Funding isn’t the only challenge in circadian experiments. Much research happens in mice—which, as nocturnal animals, have a circadian rhythm opposite our own. A drug that seems promising in mouse studies done by day, when mice are normally sleeping (but scientists are awake and working), might have disappointing results when human subjects take it in the daytime. 

Another problem with rodent work is that, as Robert Dallmann puts it, “Our mice are exquisitely the same.” Dallmann is a circadian biologist working on chronotherapy at the University of Warwick in the United Kingdom. Within one medical experiment, researchers will use mice of just one strain, which are so inbred that they’re as genetically alike as clones.

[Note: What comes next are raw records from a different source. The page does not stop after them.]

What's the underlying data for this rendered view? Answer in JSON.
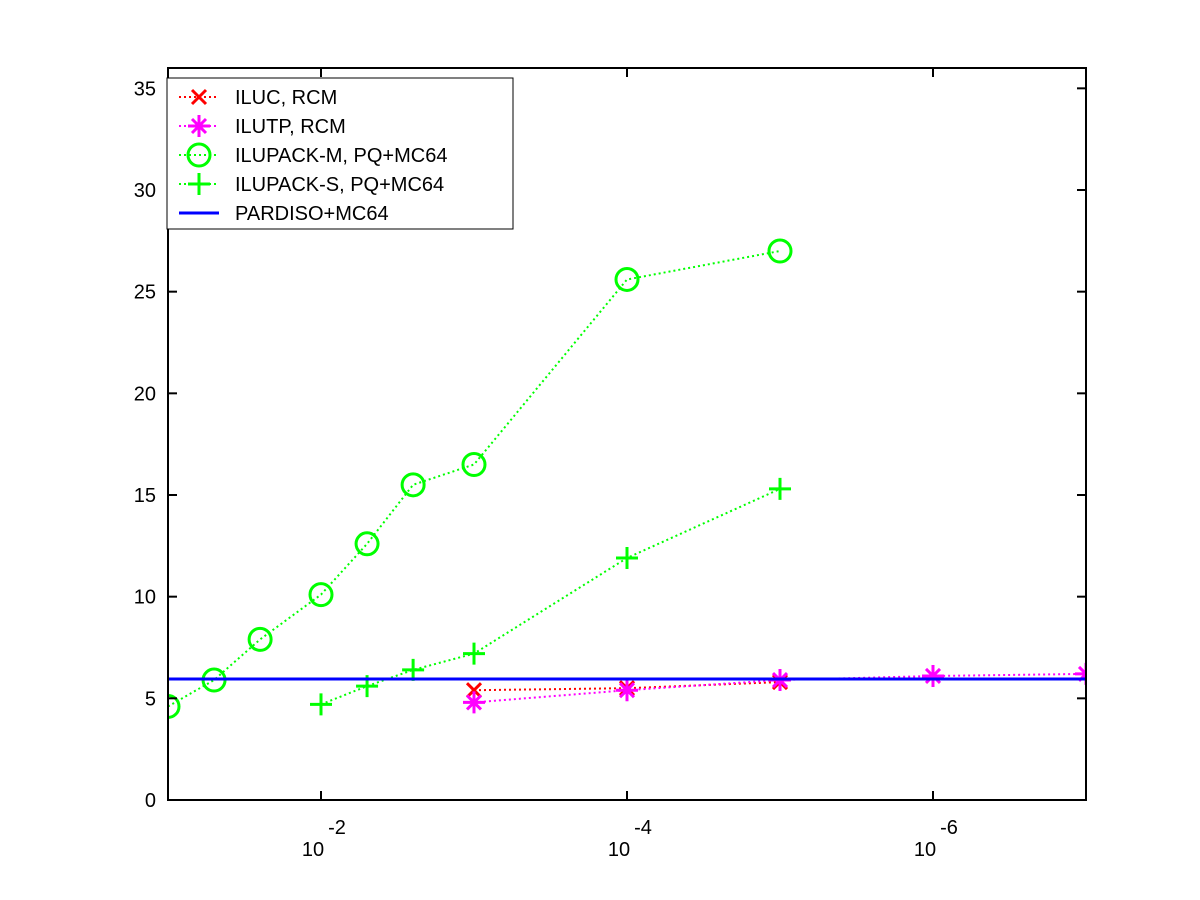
{
  "chart_data": {
    "type": "line",
    "title": "",
    "xlabel": "",
    "ylabel": "",
    "x_scale": "log",
    "x_reversed": true,
    "xlim": [
      0.1,
      1e-07
    ],
    "ylim": [
      0,
      36
    ],
    "grid": false,
    "legend_position": "top-left",
    "x_ticks": [
      {
        "value": 0.01,
        "base": "10",
        "exp": "-2"
      },
      {
        "value": 0.0001,
        "base": "10",
        "exp": "-4"
      },
      {
        "value": 1e-06,
        "base": "10",
        "exp": "-6"
      }
    ],
    "y_ticks": [
      {
        "value": 0,
        "label": "0"
      },
      {
        "value": 5,
        "label": "5"
      },
      {
        "value": 10,
        "label": "10"
      },
      {
        "value": 15,
        "label": "15"
      },
      {
        "value": 20,
        "label": "20"
      },
      {
        "value": 25,
        "label": "25"
      },
      {
        "value": 30,
        "label": "30"
      },
      {
        "value": 35,
        "label": "35"
      }
    ],
    "series": [
      {
        "name": "ILUC, RCM",
        "color": "#ff0000",
        "line_style": "dotted",
        "marker": "x",
        "points": [
          [
            0.001,
            5.4
          ],
          [
            0.0001,
            5.5
          ],
          [
            1e-05,
            5.8
          ]
        ]
      },
      {
        "name": "ILUTP, RCM",
        "color": "#ff00ff",
        "line_style": "dotted",
        "marker": "asterisk",
        "points": [
          [
            0.001,
            4.8
          ],
          [
            0.0001,
            5.4
          ],
          [
            1e-05,
            5.9
          ],
          [
            1e-06,
            6.1
          ],
          [
            1e-07,
            6.2
          ]
        ]
      },
      {
        "name": "ILUPACK-M, PQ+MC64",
        "color": "#00ff00",
        "line_style": "dotted",
        "marker": "circle",
        "points": [
          [
            0.1,
            4.6
          ],
          [
            0.05,
            5.9
          ],
          [
            0.025,
            7.9
          ],
          [
            0.01,
            10.1
          ],
          [
            0.005,
            12.6
          ],
          [
            0.0025,
            15.5
          ],
          [
            0.001,
            16.5
          ],
          [
            0.0001,
            25.6
          ],
          [
            1e-05,
            27.0
          ]
        ]
      },
      {
        "name": "ILUPACK-S, PQ+MC64",
        "color": "#00ff00",
        "line_style": "dotted",
        "marker": "plus",
        "points": [
          [
            0.01,
            4.7
          ],
          [
            0.005,
            5.6
          ],
          [
            0.0025,
            6.4
          ],
          [
            0.001,
            7.2
          ],
          [
            0.0001,
            11.9
          ],
          [
            1e-05,
            15.3
          ]
        ]
      },
      {
        "name": "PARDISO+MC64",
        "color": "#0000ff",
        "line_style": "solid",
        "marker": "none",
        "points": [
          [
            0.1,
            5.95
          ],
          [
            1e-07,
            5.95
          ]
        ]
      }
    ]
  }
}
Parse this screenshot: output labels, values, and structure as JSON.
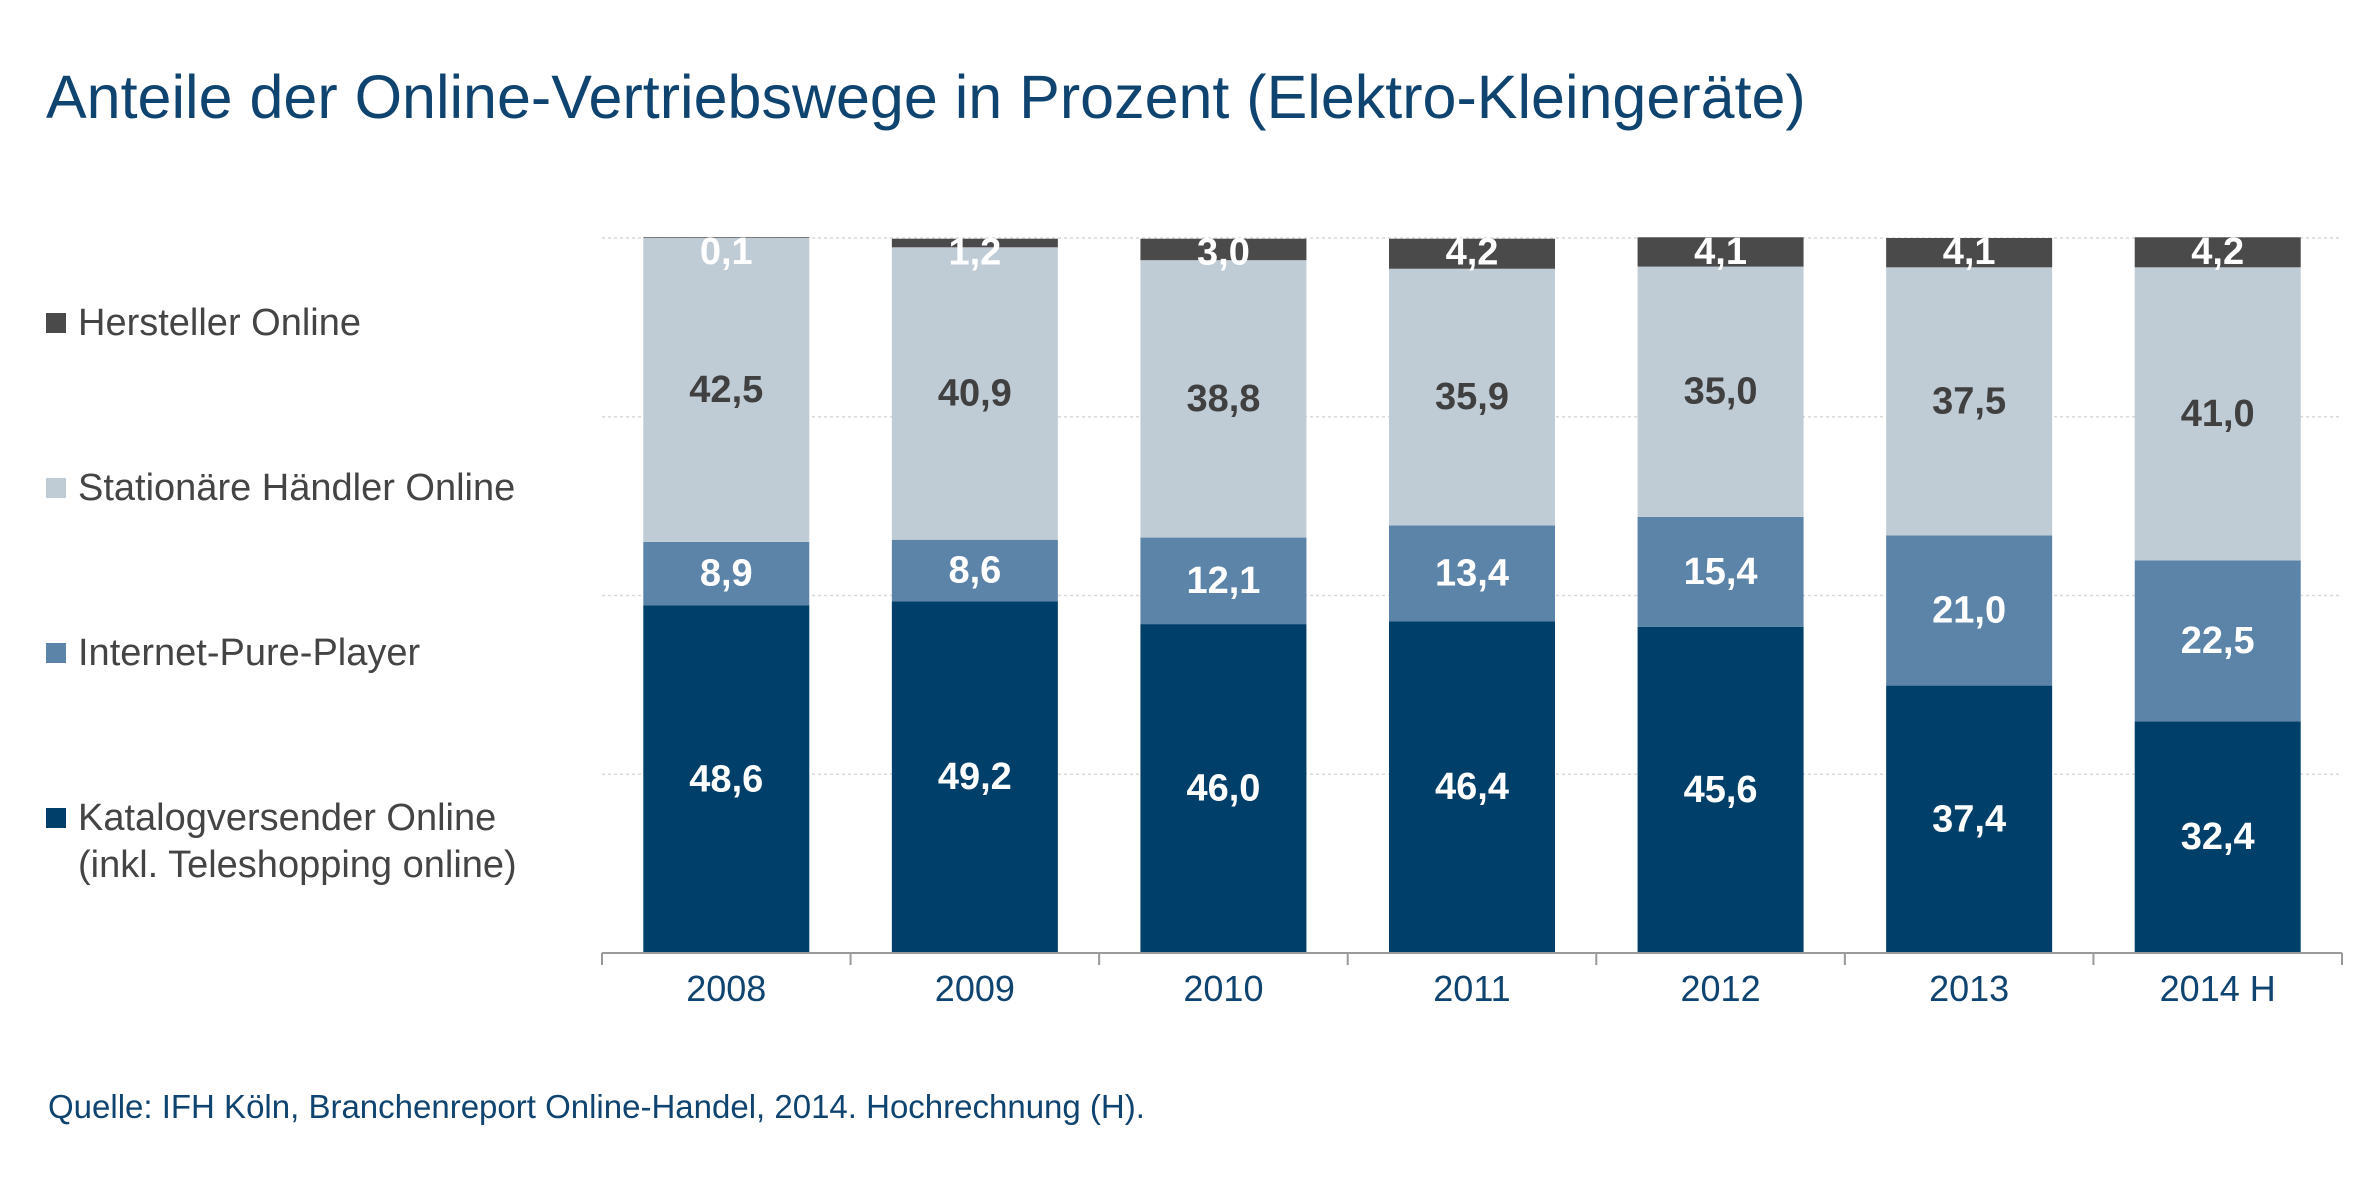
{
  "chart_data": {
    "type": "bar",
    "stacked": true,
    "title": "Anteile der Online-Vertriebswege in Prozent (Elektro-Kleingeräte)",
    "categories": [
      "2008",
      "2009",
      "2010",
      "2011",
      "2012",
      "2013",
      "2014 H"
    ],
    "series": [
      {
        "name": "Katalogversender Online\n(inkl. Teleshopping online)",
        "color": "#003f6a",
        "label_color": "#ffffff",
        "values": [
          48.6,
          49.2,
          46.0,
          46.4,
          45.6,
          37.4,
          32.4
        ],
        "labels": [
          "48,6",
          "49,2",
          "46,0",
          "46,4",
          "45,6",
          "37,4",
          "32,4"
        ]
      },
      {
        "name": "Internet-Pure-Player",
        "color": "#5b84a8",
        "label_color": "#ffffff",
        "values": [
          8.9,
          8.6,
          12.1,
          13.4,
          15.4,
          21.0,
          22.5
        ],
        "labels": [
          "8,9",
          "8,6",
          "12,1",
          "13,4",
          "15,4",
          "21,0",
          "22,5"
        ]
      },
      {
        "name": "Stationäre Händler Online",
        "color": "#bfcbd5",
        "label_color": "#404040",
        "values": [
          42.5,
          40.9,
          38.8,
          35.9,
          35.0,
          37.5,
          41.0
        ],
        "labels": [
          "42,5",
          "40,9",
          "38,8",
          "35,9",
          "35,0",
          "37,5",
          "41,0"
        ]
      },
      {
        "name": "Hersteller Online",
        "color": "#4a4a4a",
        "label_color": "#ffffff",
        "values": [
          0.1,
          1.2,
          3.0,
          4.2,
          4.1,
          4.1,
          4.2
        ],
        "labels": [
          "0,1",
          "1,2",
          "3,0",
          "4,2",
          "4,1",
          "4,1",
          "4,2"
        ]
      }
    ],
    "ylim": [
      0,
      100
    ],
    "grid": true,
    "legend_position": "left",
    "xlabel": "",
    "ylabel": ""
  },
  "source": "Quelle: IFH Köln, Branchenreport Online-Handel, 2014. Hochrechnung (H)."
}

People, of course, have lots of differences in their DNA.

Some of those genetic differences contribute to our own unique clocks. Certain people are early birds; others are night owls. Finding that a drug works best three hours after mice wake up wouldn’t necessarily mean the same thing for every human. Intriguingly, researchers have come up with a blood test that measures the activity of a set of genes to assess where any given individual is in their body’s personal 24-hour cycle. 

However, to make more advances in chronotherapy, we may not always need to understand the complex molecular gears inside our biological clocks, says Satchin Panda, a professor at the Salk Institute in California and author of the book The Circadian Code. For example, past research has shown that high overnight blood pressure puts people at especially great risk of heart attacks and strokes. A recent large study showed that no matter what blood-pressure medication people are taking—even though those drugs target different molecules within the body—taking the medication at bedtime protects patients better from heart disease and death. 

Researchers can reach this conclusion without spending the money to learn the exact circadian mechanisms behind it. “It’s kind of a common-sense approach for drug timing,” Panda says. His own research group created an app called My Circadian Clock to crowdsource data from thousands of people on their habits, health, and medications. They’ll try to find links between the timing of people’s behaviors—including drug timing—and health outcomes. “Just employing what is already known on a wider scale would have quite a positive impact,” Dallmann adds.

To treat arthritis pain that’s worst in the morning, patients can now take slow-release pain medications at bedtime. And while no one wants to set an alarm for 3 a.m. to take their medication, programmable chemotherapy pumps now allow patients to get some drugs delivered at very precise times, even at home.

Although many doctors aren’t used to the idea yet, chronotherapy is getting closer to reality for more patients, Panda says. “It just takes time.”